Opening the album up with an intro of booming tub-thumping and bombastic space-age synths, its comparable to the futuristic-rock of Muse, which continues on into the next track, “Broken,” with its classic dance-punk swagger, only with those synths following along for the ride. There's also traces of nu-rave to be found here, although their fans will fight you to the death trying to convince you otherwise, but you can't really blame them for trying to shun the seriously 'uncool' and ill-fated genre. However, the comparison is unmistakable, as on tracks like “Space & The Woods” and “White Snake” video game synths and frenetic guitars electrically pulse together in similar fashion to nu-ravers Klaxons and Hadouken!, but they excel where those bands all went wrong. Where this band excel even further is the fuzzed-out electro-clash tracks the band dabble in. The jangly, percussion-heavy “The Bears are Coming” and the screaming “Focker” are both comparable to the recent Daft Punk-aping of Justice, Innerpartysystem, and Does it Offend You, Yeah?'s jittery dance floor electronics, but probably with even more chart potential.

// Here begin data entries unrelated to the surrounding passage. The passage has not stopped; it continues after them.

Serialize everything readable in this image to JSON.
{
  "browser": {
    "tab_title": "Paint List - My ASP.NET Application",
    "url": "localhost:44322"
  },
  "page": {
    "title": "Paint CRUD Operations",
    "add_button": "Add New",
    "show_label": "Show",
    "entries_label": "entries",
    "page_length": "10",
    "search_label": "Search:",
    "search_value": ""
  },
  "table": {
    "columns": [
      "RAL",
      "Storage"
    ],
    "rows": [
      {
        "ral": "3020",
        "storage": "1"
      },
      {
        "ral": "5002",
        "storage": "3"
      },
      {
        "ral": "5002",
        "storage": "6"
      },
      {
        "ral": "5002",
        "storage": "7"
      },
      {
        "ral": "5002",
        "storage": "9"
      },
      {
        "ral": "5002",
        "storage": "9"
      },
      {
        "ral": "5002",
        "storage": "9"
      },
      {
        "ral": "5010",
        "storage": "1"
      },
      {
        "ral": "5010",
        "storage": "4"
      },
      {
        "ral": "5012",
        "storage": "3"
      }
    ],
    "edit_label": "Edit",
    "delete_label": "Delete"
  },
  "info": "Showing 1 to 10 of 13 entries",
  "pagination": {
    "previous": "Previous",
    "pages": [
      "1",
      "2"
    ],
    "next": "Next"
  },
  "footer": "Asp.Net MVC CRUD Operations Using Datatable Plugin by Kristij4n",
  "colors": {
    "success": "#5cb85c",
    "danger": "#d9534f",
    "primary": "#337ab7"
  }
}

The point I was trying to make with the philippic nature of this review is, this band would've had to release something pretty remarkable for me to be able to look past their potent obnoxiousness.... and in all honesty, they have. Late of the Pier have all the ingredients for you to hate them and are the soundtrack to a Hipster's wet dream, and they unfortunately know it, but they must be commended for not missing the mark and falling into the same cheesy 80's dance/post-punk revivalists as The Bravery and She Wants Revenge do. They've done something fairly remarkable in collating a lot of great sounds into a digestible pallet.  As much as this pains me to say it, while this band are indeed massive douches, they have made one massive record.

--Rich Taylor

Author

Rich
Last updated: 09/29/2009 09:04PM

Comments

Warrenwheel
03/02/2009
08:40PM
Age: 27
Location
Baltimore, MD

wow, i'm honestly shocked to find this review on decoy, and that it was given a pretty good review.  Love this album quite much...and Focker is one of the best individual songs I've heard in some time.

Must say though, not sure were the Pendulum RIYL is coming from.  That's almost like saying any electronic based artist is similar to LOTP. 

Rick Gebhardt
03/03/2009
06:17AM
Age: 31
Location
Minnesota

These guys should tour with Bring Me the Horizon.  It could be "The Douchebags of Music" tour.